As for the in vitro kit, we use Promega's. There is a kit suitable for use with vectors that employ the T7 promoter.
Good luck.
Doc Sheldon on Sep 4 2009, 09:29 AM said:
Thanks for the tip. Maybe my next try will be TB medium.
Doc Sheldon on Sep 4 2009, 09:29 AM said:
Don't worry. This is perfectly OK, since you're trying to help.

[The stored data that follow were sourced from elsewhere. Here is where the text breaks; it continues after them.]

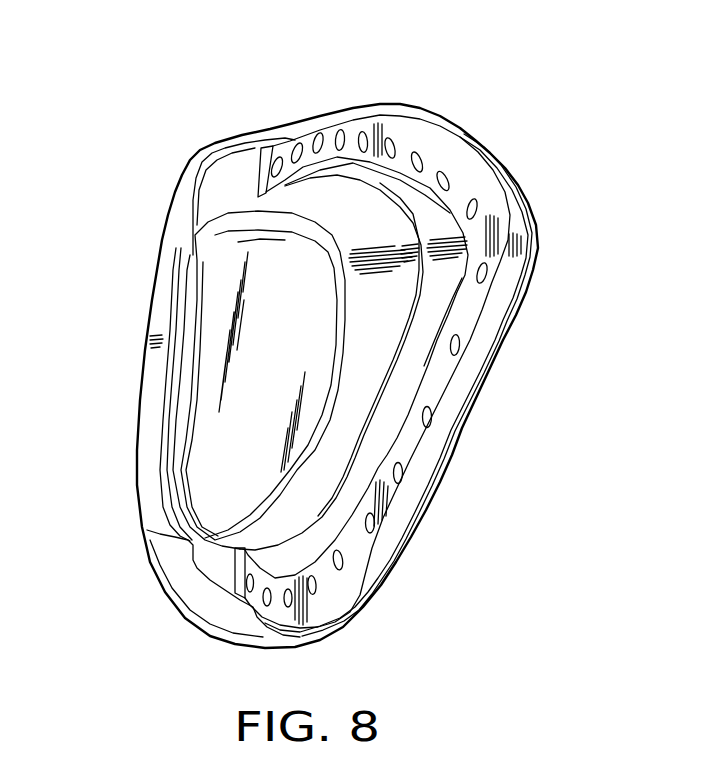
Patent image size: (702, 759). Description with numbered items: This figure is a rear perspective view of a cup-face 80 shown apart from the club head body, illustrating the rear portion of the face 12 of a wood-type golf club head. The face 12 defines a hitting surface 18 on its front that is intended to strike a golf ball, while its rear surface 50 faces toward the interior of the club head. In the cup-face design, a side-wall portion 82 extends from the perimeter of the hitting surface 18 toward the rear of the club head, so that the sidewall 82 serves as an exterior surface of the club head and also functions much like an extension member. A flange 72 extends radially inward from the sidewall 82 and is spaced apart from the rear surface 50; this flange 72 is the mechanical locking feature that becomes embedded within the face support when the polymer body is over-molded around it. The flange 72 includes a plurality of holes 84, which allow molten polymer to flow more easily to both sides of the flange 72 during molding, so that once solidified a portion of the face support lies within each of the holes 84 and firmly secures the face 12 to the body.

The face portion 12 is at (120, 112).
The hitting surface 18 is at (152, 273).
The rear surface 50 is at (205, 428).
The flange 72 is at (358, 549).
The cup-face 80 is at (177, 178).
The side-wall portion 82 is at (303, 116).
The holes 84 is at (458, 353).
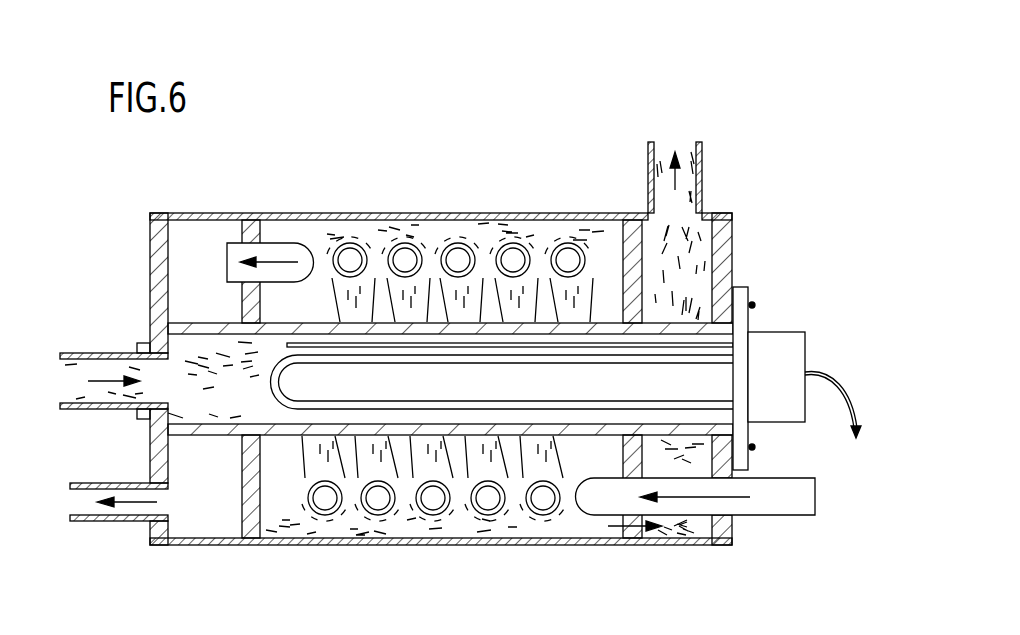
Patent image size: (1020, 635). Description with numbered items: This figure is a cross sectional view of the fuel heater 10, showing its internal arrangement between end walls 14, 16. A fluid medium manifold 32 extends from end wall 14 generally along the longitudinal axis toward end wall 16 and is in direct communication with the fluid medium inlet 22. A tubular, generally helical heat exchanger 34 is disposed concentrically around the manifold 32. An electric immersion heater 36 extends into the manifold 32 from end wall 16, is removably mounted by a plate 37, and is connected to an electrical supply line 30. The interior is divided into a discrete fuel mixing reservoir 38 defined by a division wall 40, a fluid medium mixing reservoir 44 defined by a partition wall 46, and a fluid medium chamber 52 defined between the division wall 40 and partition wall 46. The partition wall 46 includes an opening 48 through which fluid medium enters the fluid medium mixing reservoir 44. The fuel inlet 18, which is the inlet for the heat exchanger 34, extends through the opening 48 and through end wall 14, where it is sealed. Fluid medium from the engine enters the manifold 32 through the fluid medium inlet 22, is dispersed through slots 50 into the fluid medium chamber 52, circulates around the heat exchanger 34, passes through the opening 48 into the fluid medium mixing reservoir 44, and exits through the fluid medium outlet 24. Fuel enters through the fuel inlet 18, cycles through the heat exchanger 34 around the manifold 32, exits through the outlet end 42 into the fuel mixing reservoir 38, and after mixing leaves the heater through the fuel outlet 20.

The fuel heater 10 is at (556, 88).
The end wall 14 is at (150, 237).
The end wall 16 is at (732, 233).
The fuel inlet 18 is at (765, 515).
The fuel outlet 20 is at (112, 521).
The fluid medium inlet 22 is at (90, 409).
The fluid medium outlet 24 is at (703, 165).
The electrical supply line 30 is at (822, 376).
The fluid medium manifold 32 is at (205, 324).
The heat exchanger 34 is at (400, 243).
The electric immersion heater 36 is at (752, 306).
The plate 37 is at (140, 413).
The fuel mixing reservoir 38 is at (195, 232).
The division wall 40 is at (262, 236).
The outlet end 42 is at (227, 262).
The fluid medium mixing reservoir 44 is at (648, 217).
The partition wall 46 is at (598, 255).
The opening 48 is at (607, 545).
The slots 50 is at (330, 345).
The fluid medium chamber 52 is at (447, 232).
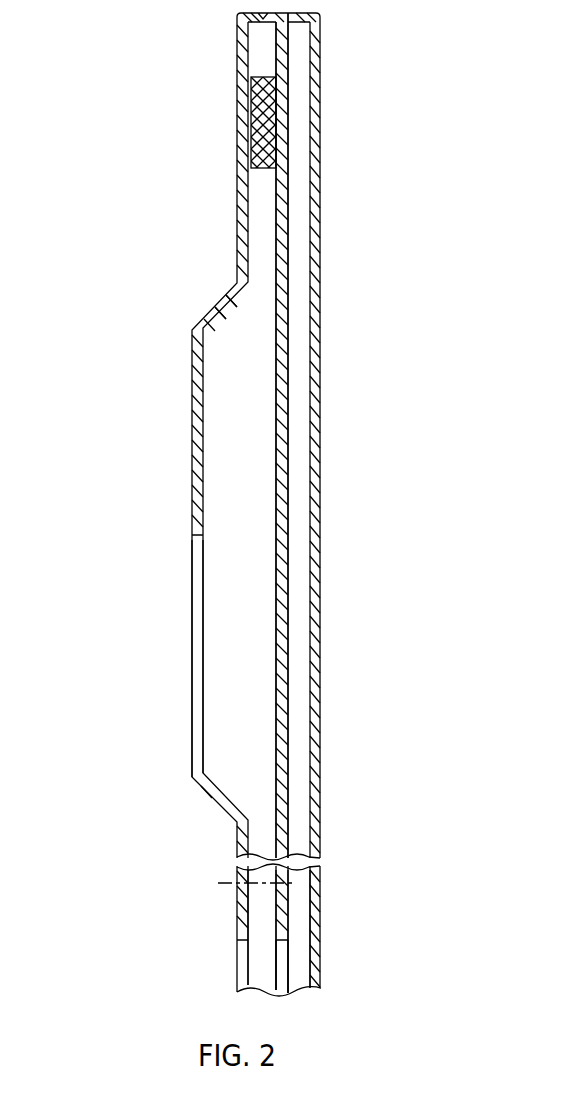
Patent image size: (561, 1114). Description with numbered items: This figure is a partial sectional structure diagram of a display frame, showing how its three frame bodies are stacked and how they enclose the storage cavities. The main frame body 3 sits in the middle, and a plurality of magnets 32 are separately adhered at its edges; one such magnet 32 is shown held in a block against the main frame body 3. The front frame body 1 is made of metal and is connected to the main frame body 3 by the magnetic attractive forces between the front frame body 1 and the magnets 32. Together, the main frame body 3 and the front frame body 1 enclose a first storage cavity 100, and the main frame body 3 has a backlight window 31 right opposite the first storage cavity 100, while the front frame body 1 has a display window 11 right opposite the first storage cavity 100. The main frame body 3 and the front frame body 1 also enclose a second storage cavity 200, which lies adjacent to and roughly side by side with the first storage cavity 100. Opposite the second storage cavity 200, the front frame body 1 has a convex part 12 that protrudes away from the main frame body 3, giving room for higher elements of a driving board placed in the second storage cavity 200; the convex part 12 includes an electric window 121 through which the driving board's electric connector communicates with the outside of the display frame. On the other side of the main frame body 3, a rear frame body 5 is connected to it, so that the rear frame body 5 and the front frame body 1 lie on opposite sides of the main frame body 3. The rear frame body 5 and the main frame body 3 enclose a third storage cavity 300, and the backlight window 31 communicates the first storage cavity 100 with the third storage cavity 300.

The front frame body 1 is at (244, 179).
The display window 11 is at (244, 969).
The convex part 12 is at (217, 301).
The electric window 121 is at (196, 635).
The main frame body 3 is at (284, 95).
The backlight window 31 is at (286, 972).
The magnet 32 is at (261, 135).
The rear frame body 5 is at (313, 776).
The first storage cavity 100 is at (263, 911).
The second storage cavity 200 is at (256, 549).
The third storage cavity 300 is at (289, 889).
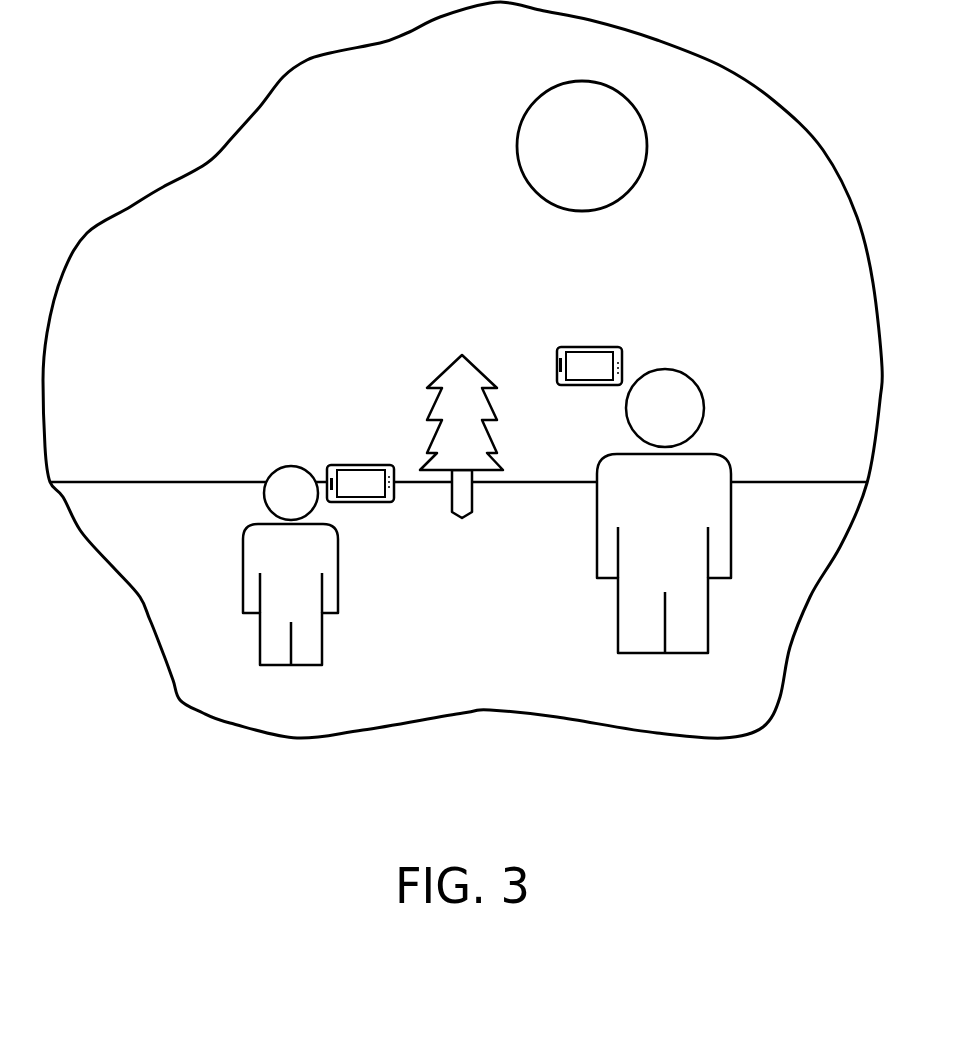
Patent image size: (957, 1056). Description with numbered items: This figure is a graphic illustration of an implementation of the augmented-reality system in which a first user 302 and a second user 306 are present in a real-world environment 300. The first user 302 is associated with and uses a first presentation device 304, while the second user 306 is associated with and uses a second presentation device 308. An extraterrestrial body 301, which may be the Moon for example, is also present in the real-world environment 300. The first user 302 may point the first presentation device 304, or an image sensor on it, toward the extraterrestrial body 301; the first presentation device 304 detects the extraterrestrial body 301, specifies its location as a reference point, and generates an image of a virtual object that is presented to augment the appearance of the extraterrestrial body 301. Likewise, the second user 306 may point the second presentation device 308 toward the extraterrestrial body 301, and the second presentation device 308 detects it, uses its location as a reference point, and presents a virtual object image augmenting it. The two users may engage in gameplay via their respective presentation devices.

The real-world environment 300 is at (170, 297).
The extraterrestrial body 301 is at (516, 152).
The first user 302 is at (597, 493).
The first presentation device 304 is at (625, 363).
The second user 306 is at (240, 577).
The second presentation device 308 is at (332, 465).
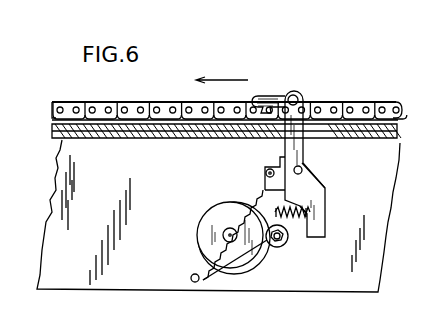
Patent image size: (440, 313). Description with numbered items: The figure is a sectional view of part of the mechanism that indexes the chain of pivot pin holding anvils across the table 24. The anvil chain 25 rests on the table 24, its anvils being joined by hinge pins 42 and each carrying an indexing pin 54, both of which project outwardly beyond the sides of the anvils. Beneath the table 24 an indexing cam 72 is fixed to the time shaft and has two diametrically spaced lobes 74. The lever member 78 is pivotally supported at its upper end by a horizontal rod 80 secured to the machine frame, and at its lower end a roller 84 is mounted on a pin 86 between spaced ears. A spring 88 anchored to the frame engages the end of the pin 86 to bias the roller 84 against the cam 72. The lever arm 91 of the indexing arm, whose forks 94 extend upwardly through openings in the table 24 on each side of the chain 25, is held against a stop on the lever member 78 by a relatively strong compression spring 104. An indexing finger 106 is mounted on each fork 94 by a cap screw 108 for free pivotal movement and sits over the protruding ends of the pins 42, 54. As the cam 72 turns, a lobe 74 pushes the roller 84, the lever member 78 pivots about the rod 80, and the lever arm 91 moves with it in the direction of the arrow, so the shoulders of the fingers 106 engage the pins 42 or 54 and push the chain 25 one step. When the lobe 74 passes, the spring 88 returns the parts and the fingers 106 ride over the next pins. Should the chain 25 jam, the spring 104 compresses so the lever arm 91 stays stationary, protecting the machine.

The table 24 is at (56, 134).
The anvil chain 25 is at (227, 97).
The hinge pin 42 is at (142, 106).
The indexing pin 54 is at (126, 106).
The indexing cam 72 is at (220, 215).
The cam lobe 74 is at (260, 205).
The lever member 78 is at (296, 182).
The horizontal rod 80 is at (270, 166).
The roller 84 is at (288, 238).
The pin 86 is at (283, 243).
The spring 88 is at (255, 268).
The lever arm 91 is at (310, 205).
The fork 94 is at (304, 113).
The compression spring 104 is at (304, 210).
The indexing finger 106 is at (268, 97).
The cap screw 108 is at (299, 95).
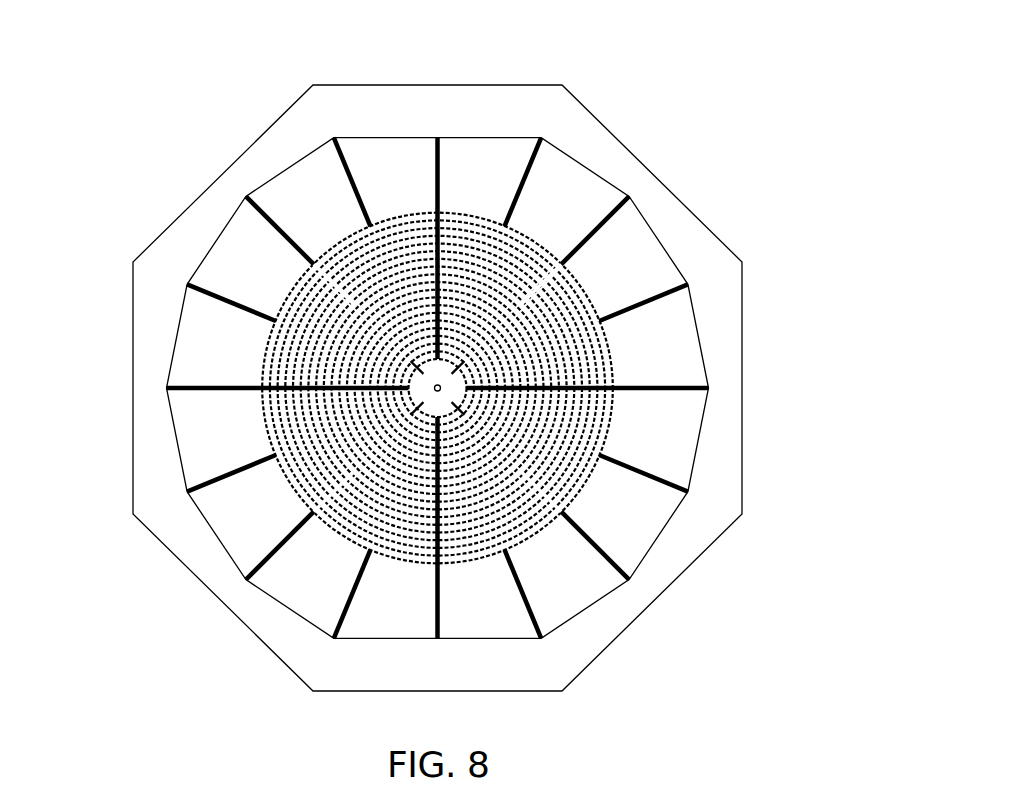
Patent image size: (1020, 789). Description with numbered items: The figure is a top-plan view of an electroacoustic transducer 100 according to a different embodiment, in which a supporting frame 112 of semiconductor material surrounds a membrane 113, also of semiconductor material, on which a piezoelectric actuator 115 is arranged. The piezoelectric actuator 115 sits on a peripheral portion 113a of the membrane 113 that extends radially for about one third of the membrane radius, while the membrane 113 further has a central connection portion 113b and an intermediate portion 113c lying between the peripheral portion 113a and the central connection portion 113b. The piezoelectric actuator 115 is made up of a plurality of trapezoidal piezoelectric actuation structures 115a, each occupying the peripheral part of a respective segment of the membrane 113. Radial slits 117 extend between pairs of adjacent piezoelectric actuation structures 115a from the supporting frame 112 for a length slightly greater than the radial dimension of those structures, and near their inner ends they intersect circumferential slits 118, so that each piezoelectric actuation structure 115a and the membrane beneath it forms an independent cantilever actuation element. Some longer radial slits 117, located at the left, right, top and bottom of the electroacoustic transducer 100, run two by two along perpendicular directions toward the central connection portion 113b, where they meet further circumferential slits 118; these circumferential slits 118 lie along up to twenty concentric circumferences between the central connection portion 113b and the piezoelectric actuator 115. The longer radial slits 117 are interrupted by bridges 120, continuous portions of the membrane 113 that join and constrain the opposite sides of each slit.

Doc Sheldon on Sep 4 2009, 09:29 AM said:
Yesterday I was checking Invotrogen products, now I'm gonna take a lot at Promega's website. These kits seems to be a bit expensive. Here in BRazil grants for research are not so big, however since you don't need to use all the cell culture stuff it's OK. Oh, one more doubt: Does the in vitro expression kit substitutes the in vivo expression?
Once more, thank you!
Ivanov_br on Sep 4 2009, 08:47 AM said:
Doc Sheldon on Sep 4 2009, 09:29 AM said:
Thanks for the tip. Maybe my next try will be TB medium.
Doc Sheldon on Sep 4 2009, 09:29 AM said:
Don't worry. This is perfectly OK, since you're trying to help.
Doc Sheldon on Sep 4 2009, 09:29 AM said:
Yesterday I was checking Invotrogen products, now I'm gonna take a lot at Promega's website. These kits seems to be a bit expensive. Here in BRazil grants for research are not so big, however since you don't need to use all the cell culture stuff it's OK. Oh, one more doubt: Does the in vitro expression kit substitutes the in vivo expression?
Once more, thank you!
Regarding the in vivo versus in vitro, if it is a bacterial system, then yes the proteins will end up structurally identical. For mammalian systems there will be no post-translation modification in most cases.